Sheerka-Old/docs/source/blog/persistence.rst

Data Persistence
=================


The basic idea
""""""""""""""

Everything starts with a basic and simple idea.

My simple idea for the persistence is that **everything** should be persisted.
The actual main difference between an human being and a computer is that we have the
ability to remember almost everything (at least everything that we have not forgotten).

On the contrary, we only allow computer to remember specific stuff that we think (as of
today) will be relevant in the future.

There are two majors issues with that:

1. The obvious one, is that we don't know what will be needed in the future
2. We prevent the computer to remember things like an human being would do

I think I will come back to the second point some day as it's more subtle than it looks like
(at least to me).

Anyway, I need

1. A persistence mechanism that can save my main object (**Concepts**, as well as the **Events** or the **Rules**), but also the current state of the system.
2. I also need to have the ability do bo back in time, to see what were the values of theses objects in the past.
3. And of course, I need traceability on theses objects. Eg, the ability to prove that the data was not altered not corrupted


There are tons of different databases already on the market. Unfortunately for me, I'm not
a database expert. But, I already know that I was not looking for a traditional
relational database (SGDB) as the structure will evolve and I didn't want to spend
my time on redesigning the schemas and the constraints.
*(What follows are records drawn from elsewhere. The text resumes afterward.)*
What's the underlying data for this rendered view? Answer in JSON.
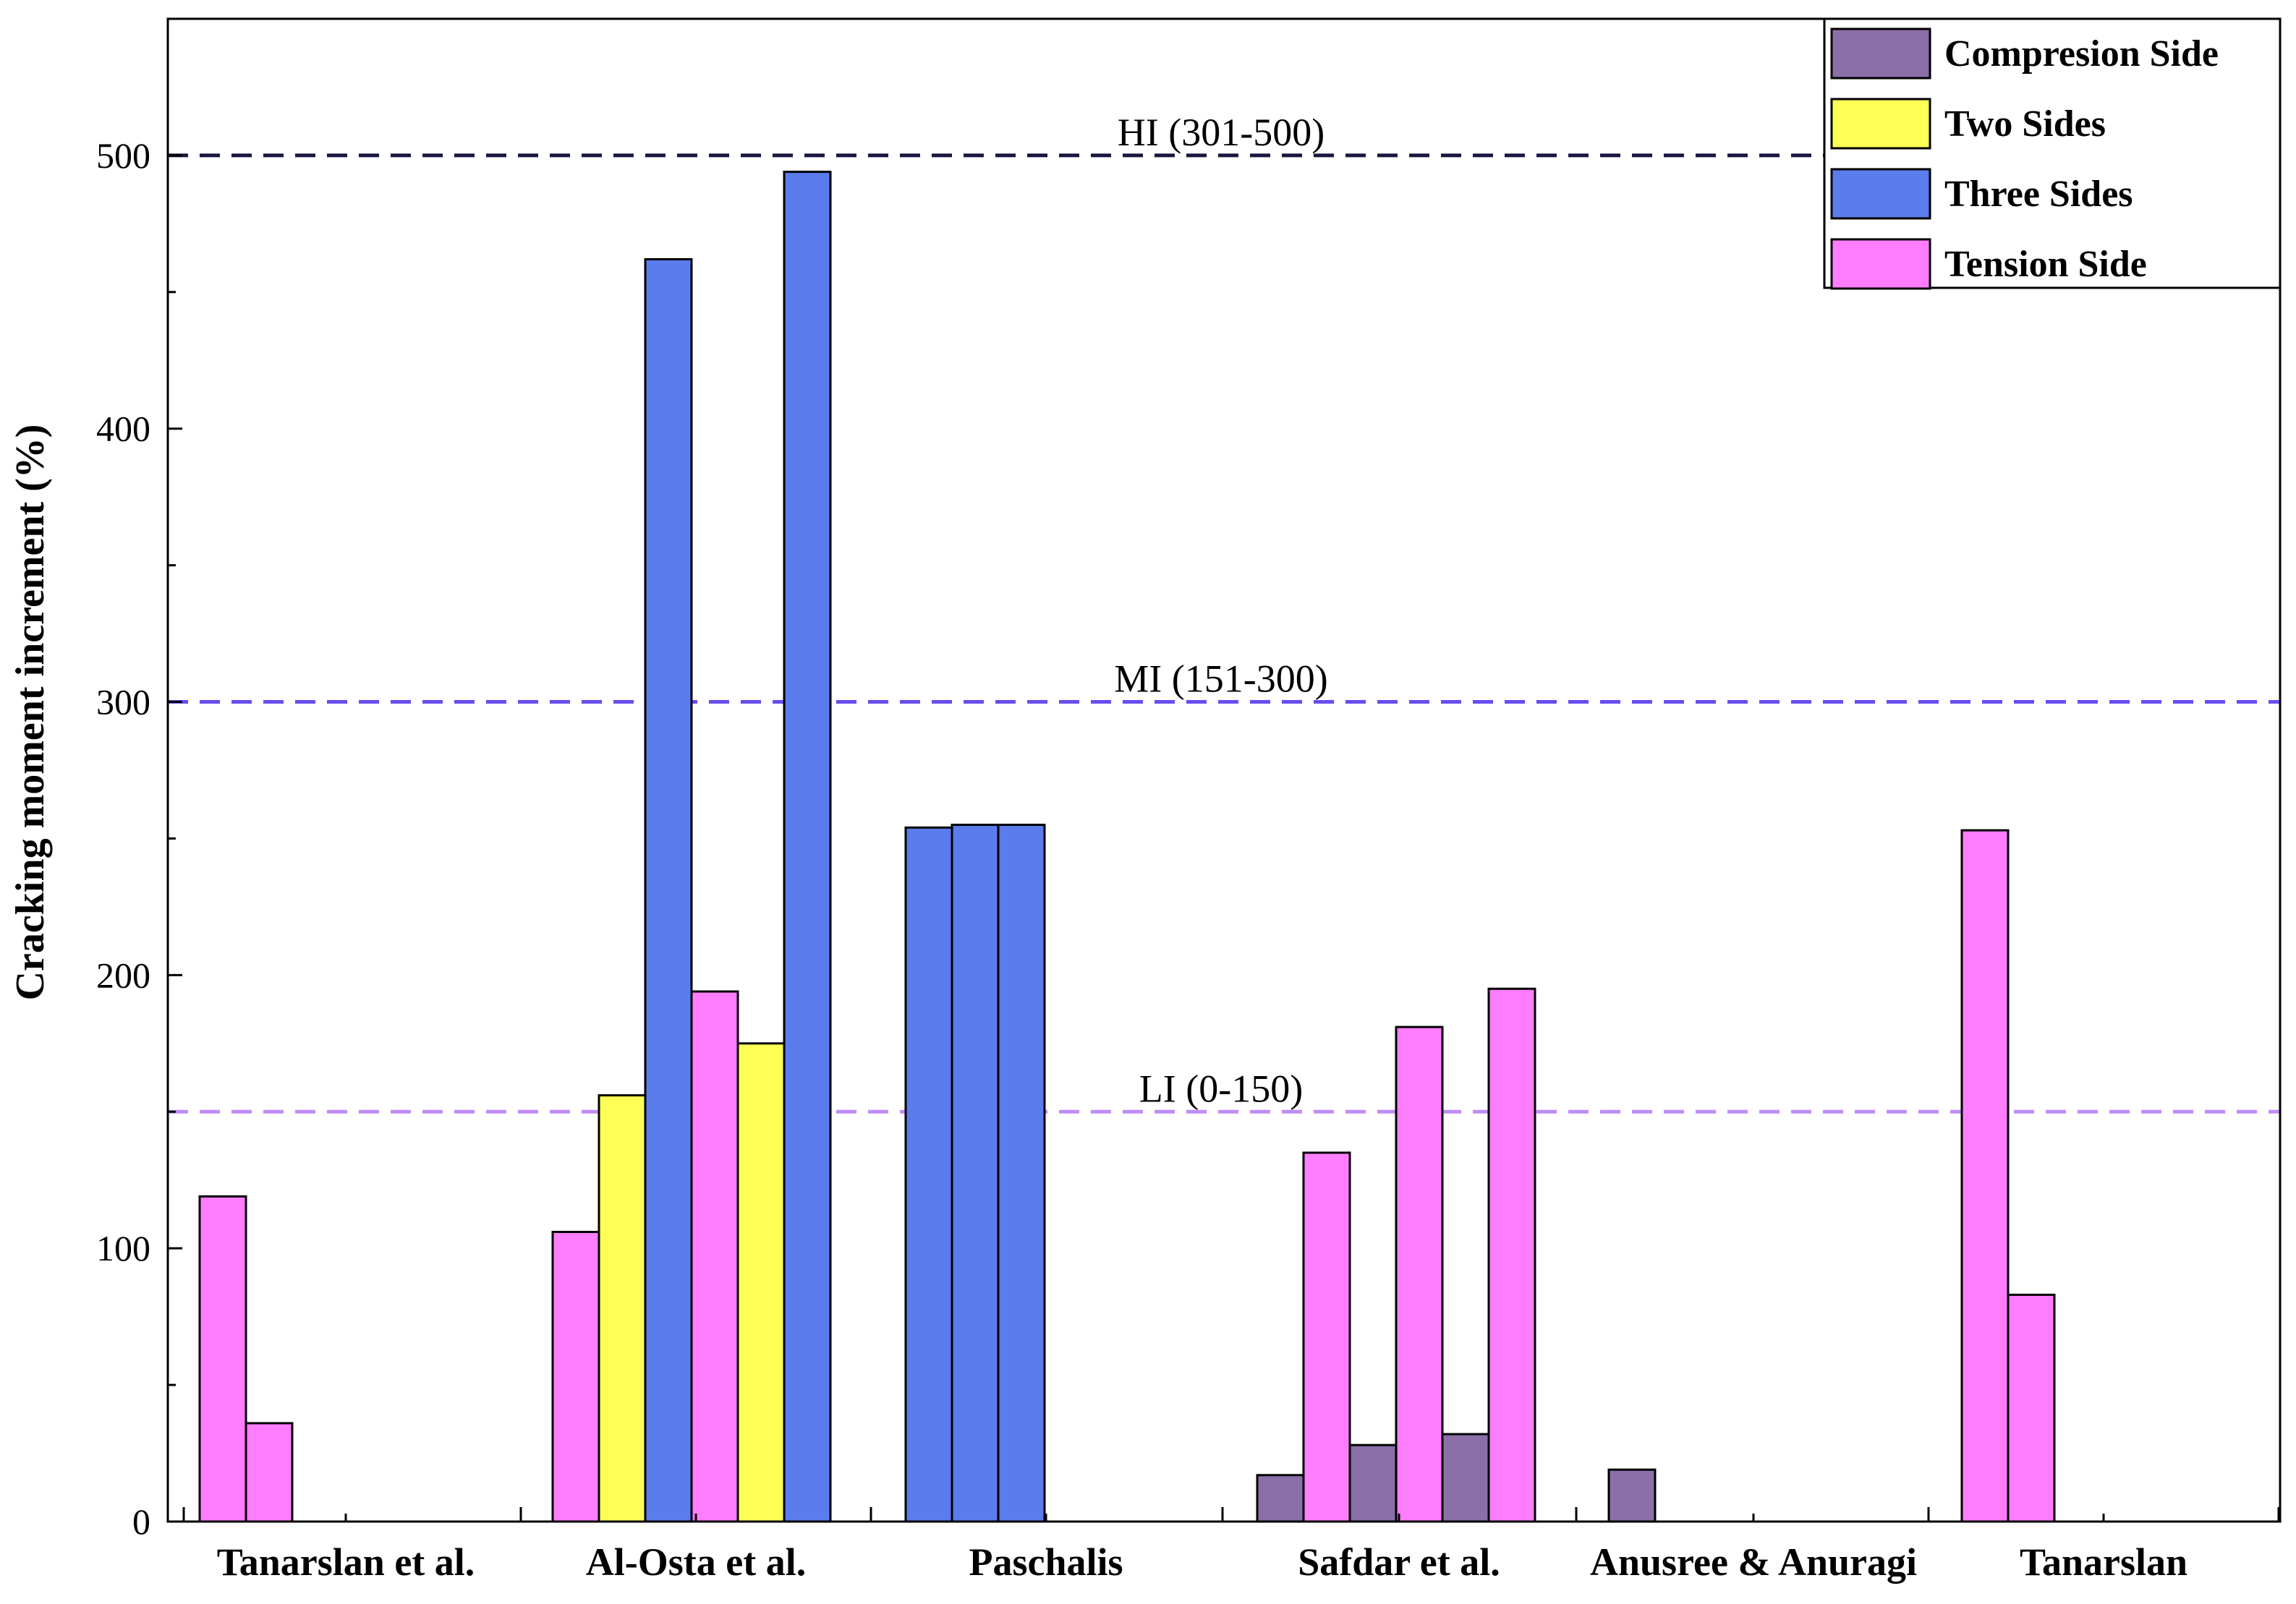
{
  "chart_data": {
    "type": "bar",
    "title": "",
    "xlabel": "",
    "ylabel": "Cracking moment increment (%)",
    "ylim": [
      0,
      550
    ],
    "yticks": [
      0,
      100,
      200,
      300,
      400,
      500
    ],
    "grid": false,
    "legend_position": "top-right",
    "series_styles": {
      "Compresion Side": "#8a6fa8",
      "Two Sides": "#ffff55",
      "Three Sides": "#5b7cec",
      "Tension Side": "#ff7dff"
    },
    "legend": [
      "Compresion Side",
      "Two Sides",
      "Three Sides",
      "Tension Side"
    ],
    "reference_lines": [
      {
        "label": "HI (301-500)",
        "value": 500,
        "color": "#161640"
      },
      {
        "label": "MI (151-300)",
        "value": 300,
        "color": "#6a4cf0"
      },
      {
        "label": "LI (0-150)",
        "value": 150,
        "color": "#c08cf6"
      }
    ],
    "categories": [
      {
        "name": "Tanarslan et al.",
        "bars": [
          {
            "series": "Tension Side",
            "value": 119
          },
          {
            "series": "Tension Side",
            "value": 36
          }
        ]
      },
      {
        "name": "Al-Osta et al.",
        "bars": [
          {
            "series": "Tension Side",
            "value": 106
          },
          {
            "series": "Two Sides",
            "value": 156
          },
          {
            "series": "Three Sides",
            "value": 462
          },
          {
            "series": "Tension Side",
            "value": 194
          },
          {
            "series": "Two Sides",
            "value": 175
          },
          {
            "series": "Three Sides",
            "value": 494
          }
        ]
      },
      {
        "name": "Paschalis",
        "bars": [
          {
            "series": "Three Sides",
            "value": 254
          },
          {
            "series": "Three Sides",
            "value": 255
          },
          {
            "series": "Three Sides",
            "value": 255
          }
        ]
      },
      {
        "name": "Safdar et al.",
        "bars": [
          {
            "series": "Compresion Side",
            "value": 17
          },
          {
            "series": "Tension Side",
            "value": 135
          },
          {
            "series": "Compresion Side",
            "value": 28
          },
          {
            "series": "Tension Side",
            "value": 181
          },
          {
            "series": "Compresion Side",
            "value": 32
          },
          {
            "series": "Tension Side",
            "value": 195
          }
        ]
      },
      {
        "name": "Anusree & Anuragi",
        "bars": [
          {
            "series": "Compresion Side",
            "value": 19
          }
        ]
      },
      {
        "name": "Tanarslan",
        "bars": [
          {
            "series": "Tension Side",
            "value": 253
          },
          {
            "series": "Tension Side",
            "value": 83
          }
        ]
      }
    ]
  }
}
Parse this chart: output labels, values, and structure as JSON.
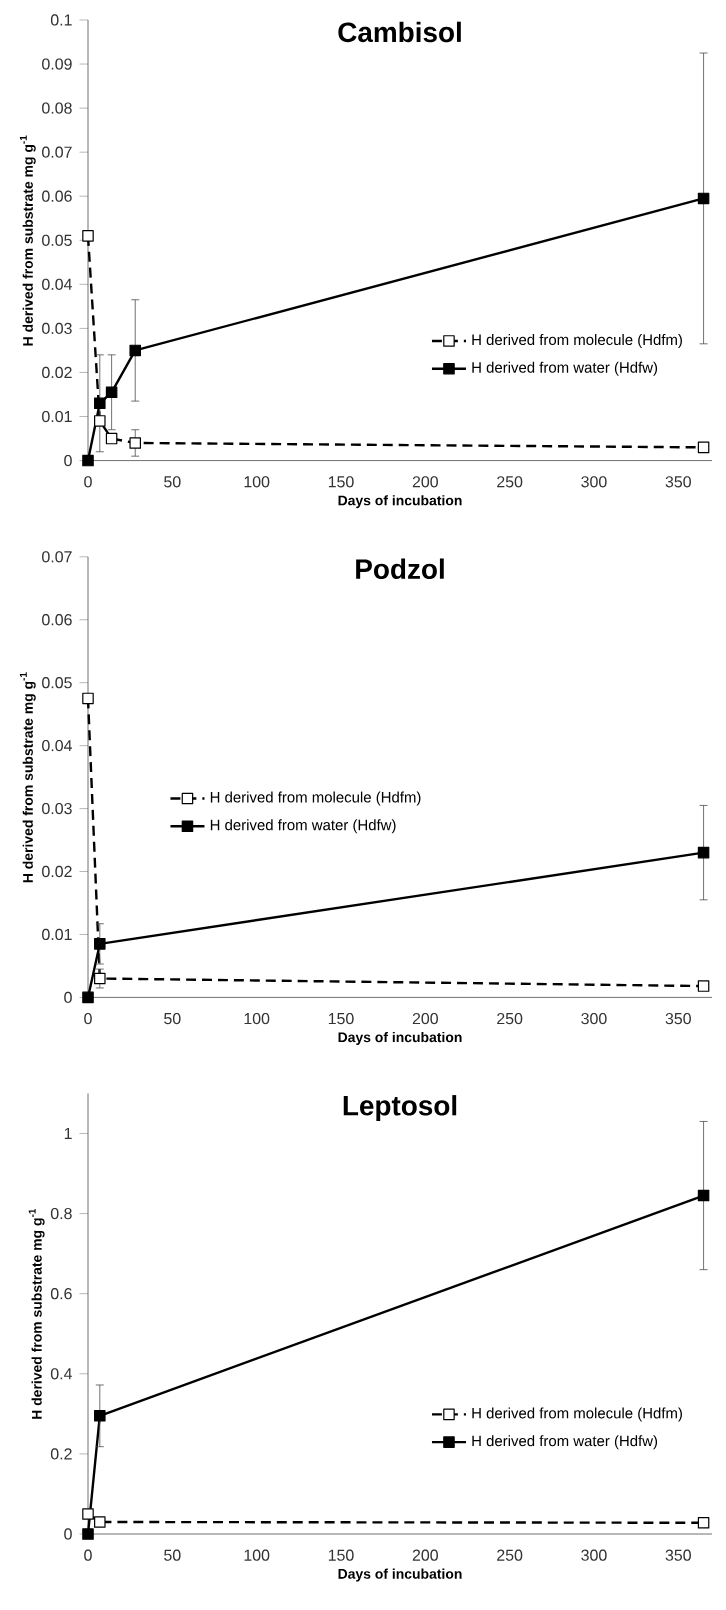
{
  "chart_data": [
    {
      "type": "line",
      "title": "Cambisol",
      "xlabel": "Days of incubation",
      "ylabel": "H derived from substrate mg g$^{-1}$",
      "xlim": [
        0,
        370
      ],
      "xticks": [
        0,
        50,
        100,
        150,
        200,
        250,
        300,
        350
      ],
      "ylim": [
        0,
        0.1
      ],
      "yticks": [
        0,
        0.01,
        0.02,
        0.03,
        0.04,
        0.05,
        0.06,
        0.07,
        0.08,
        0.09,
        0.1
      ],
      "legend": "right",
      "grid": false,
      "marker": "square",
      "series": [
        {
          "name": "H derived from molecule (Hdfm)",
          "color": "#000000",
          "line_style": "dashed",
          "x": [
            0,
            7,
            14,
            28,
            365
          ],
          "values": [
            0.051,
            0.009,
            0.005,
            0.004,
            0.003
          ],
          "errors": [
            null,
            null,
            null,
            0.003,
            null
          ]
        },
        {
          "name": "H derived from water (Hdfw)",
          "color": "#000000",
          "line_style": "solid",
          "x": [
            0,
            7,
            14,
            28,
            365
          ],
          "values": [
            0,
            0.013,
            0.0155,
            0.025,
            0.0595
          ],
          "errors": [
            null,
            0.011,
            0.0085,
            0.0115,
            0.033
          ]
        }
      ]
    },
    {
      "type": "line",
      "title": "Podzol",
      "xlabel": "Days of incubation",
      "ylabel": "H derived from substrate mg g$^{-1}$",
      "xlim": [
        0,
        370
      ],
      "xticks": [
        0,
        50,
        100,
        150,
        200,
        250,
        300,
        350
      ],
      "ylim": [
        0,
        0.07
      ],
      "yticks": [
        0,
        0.01,
        0.02,
        0.03,
        0.04,
        0.05,
        0.06,
        0.07
      ],
      "legend": "left",
      "grid": false,
      "marker": "square",
      "series": [
        {
          "name": "H derived from molecule (Hdfm)",
          "color": "#000000",
          "line_style": "dashed",
          "x": [
            0,
            7,
            365
          ],
          "values": [
            0.0475,
            0.003,
            0.0018
          ],
          "errors": [
            null,
            0.0015,
            null
          ]
        },
        {
          "name": "H derived from water (Hdfw)",
          "color": "#000000",
          "line_style": "solid",
          "x": [
            0,
            7,
            365
          ],
          "values": [
            0,
            0.0085,
            0.023
          ],
          "errors": [
            null,
            0.0032,
            0.0075
          ]
        }
      ]
    },
    {
      "type": "line",
      "title": "Leptosol",
      "xlabel": "Days of incubation",
      "ylabel": "H derived from substrate mg g$^{-1}$",
      "xlim": [
        0,
        370
      ],
      "xticks": [
        0,
        50,
        100,
        150,
        200,
        250,
        300,
        350
      ],
      "ylim": [
        0,
        1.1
      ],
      "yticks": [
        0,
        0.2,
        0.4,
        0.6,
        0.8,
        1
      ],
      "legend": "right",
      "grid": false,
      "marker": "square",
      "series": [
        {
          "name": "H derived from molecule (Hdfm)",
          "color": "#000000",
          "line_style": "dashed",
          "x": [
            0,
            7,
            365
          ],
          "values": [
            0.05,
            0.03,
            0.028
          ]
        },
        {
          "name": "H derived from water (Hdfw)",
          "color": "#000000",
          "line_style": "solid",
          "x": [
            0,
            7,
            365
          ],
          "values": [
            0,
            0.295,
            0.845
          ],
          "errors": [
            null,
            0.077,
            0.185
          ]
        }
      ]
    }
  ]
}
.. _git: https://git-scm.com/

As I was learning Python, it could have been a good idea to also start looking at an
already existing NoSql database. I started to look at MongoDB, but I got lazy. I knew that
the top feature that I needed was that management of the history (the way git_ does it),
and it was not provided by Mongo, or I didn't notice it in my first readings on the subject.

So I decided to design and implement my own database.


Versioning the information
"""""""""""""""""""""""""""""""""""""
As I said previously, I want a system that mimics how git_ versions its objects.

::

   Obj v0 :  parents = []
            user name = <a name>
            modification date = <a date>
            digest = xxxxx

    Obj v1: parents = [xxxxx]
            user name = <a name>
            modification date = <a date>
            digest = yyyyy

    Obj v1: parents = [yyyyy]
            user name = <a name>
            modification date = <a date>
            digest = zzzzz

    and so on...

I always keep a reference to the last version of the object, so I can navigate through
the versions using the ``parents`` attribute of the object

In git_, there are basically two types of objects :

- **content** (file content, or directory structure)
- **reference** to content (commit or tags)

The hash a **content** only depends on it, while the hash of a **reference** also depends
on the user name, the modification date and the parents. In both cases, the hash is
computed on the whole object. So the hash can also be used to check the integrity
of an object.

For my objects, I need to decide how I compute the hash.

**Concepts** have history, if I decide to include the history in the hash,
as the modification date is :code:`datetime.now()`, a new version will be created
even if the **Concept** has not changed. If I don't include it, the integrity of the
what is saved is no longer guaranteed.

I choose to value identity over integrity. The hash code of the **Concepts** does not depend
on his history. We will see what the future will say about this.